Les raisons du déclin dans les années 1920 étaient multiples: l’accomplissement de nombreuses réformes; une désillusion retardée de la guerre, une lassitude de faire le bien et un abandon général du sérieux moral pour un nouvel hédonisme; et le déclin de l’idéalisme en tant que philosophie régnante. L’Évangile social, lié idéologiquement à la primauté de la raison chez un être à l’écoute vitale d’un Dieu bienveillant, pouvait difficilement survivre dans un monde apparemment animé de puissance et de déraison d’une part et de frivolité d’autre part.

Cependant, sous l’impact de la GRANDE DÉPRESSION, une nouvelle génération plus jeune a combiné les idées d’Alfred North Whitehead, Reinhold Niebuhr et Karl Marx pour façonner ce que certains ont appelé un nouvel Évangile social, d’autres une forme de « christianisme radical », qui reconnaissait la nécessité d’un renouveau personnel et social, acceptait l’importance de la lutte des classes et recherchait une société de « mutualité ». »
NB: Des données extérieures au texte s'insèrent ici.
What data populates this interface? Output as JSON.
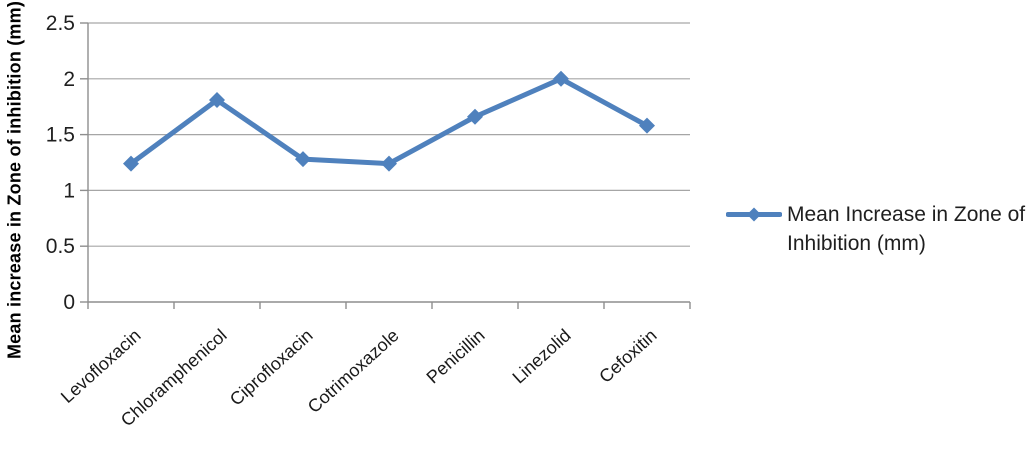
{
  "chart_data": {
    "type": "line",
    "title": "",
    "categories": [
      "Levofloxacin",
      "Chloramphenicol",
      "Ciprofloxacin",
      "Cotrimoxazole",
      "Penicillin",
      "Linezolid",
      "Cefoxitin"
    ],
    "series": [
      {
        "name": "Mean Increase in Zone of Inhibition (mm)",
        "values": [
          1.24,
          1.81,
          1.28,
          1.24,
          1.66,
          2,
          1.58
        ]
      }
    ],
    "xlabel": "",
    "ylabel": "Mean increase in Zone of inhibition (mm)",
    "ylim": [
      0,
      2.5
    ],
    "ytick_step": 0.5,
    "ytick_labels": [
      "0",
      "0.5",
      "1",
      "1.5",
      "2",
      "2.5"
    ],
    "grid": true,
    "legend_position": "right",
    "marker": "diamond",
    "colors": {
      "series": "#4F81BD",
      "gridline": "#A6A6A6",
      "axis": "#8E8E8E",
      "tick_text": "#1F1F1F"
    }
  },
  "legend": {
    "lines": [
      "Mean Increase in Zone of",
      "Inhibition (mm)"
    ]
  }
}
Associés à la Fellowship for a Christian Social Order (plus tard complétée par la Fellowship Anglican for Social Action), la plupart de ces jeunes dirigeants (J.W.A. Nicholson dans les Maritimes, King GORDON et Eugene FORSEY dans le centre du Canada, T.C. DOUGLAS et J.H. Horricks dans les Prairies et Harold Allen en Colombie-Britannique) ont contribué à la création de la CO-OPERATIVE COMMONWEALTH FEDERATION (1932).
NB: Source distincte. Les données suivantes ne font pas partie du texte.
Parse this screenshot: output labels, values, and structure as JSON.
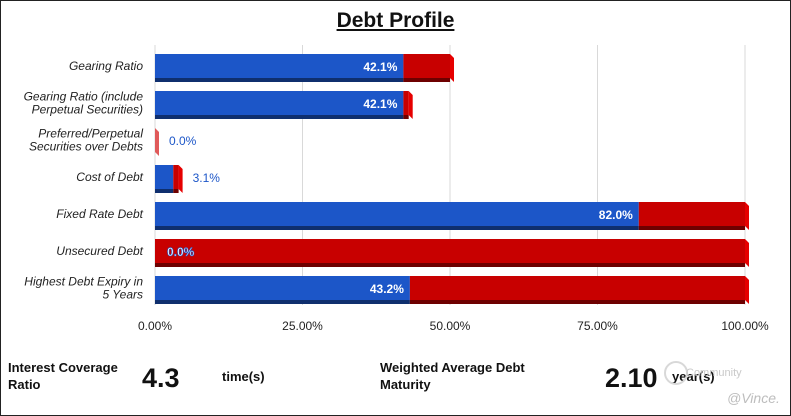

Un ancien Évangile social largement diffusé a joué un rôle moins évident dans la création des partis du CRÉDIT SOCIAL et de la Reconstruction et dans les tentatives de transformation des partis conservateurs et libéraux. Après la Seconde Guerre mondiale, on pouvait accorder beaucoup de crédit à l’Évangile social pour la volonté du public de maintenir le nouvel État-providence du Canada et sa posture internationale de nation DE MAINTIEN de la PAIX. Les fils et les filles de l’Évangile social pouvaient être placés de manière critique dans les deux entreprises. Qu’une époque presque apocalyptique de la fin des années 1960 et des années 1970 ait dépassé les espoirs sociaux très progressistes, bien que quelque peu vaguement divertis, d’un évangile social résiduel est évident dans les objectifs limités des coalitions basées sur l’Église sur les droits des autochtones, la responsabilité des entreprises et l’environnement. Néanmoins, le christianisme du Tiers-Monde, le dialogue marxiste-chrétien et la théologie de la libération catholique ont eu un certain effet sur la régénération d’un ensemble de pensées et d’actions sociales chrétiennes canadiennes rappelant l’Évangile social radical.

Voir aussi ACTION SOCIALE ŒCUMÉNIQUE.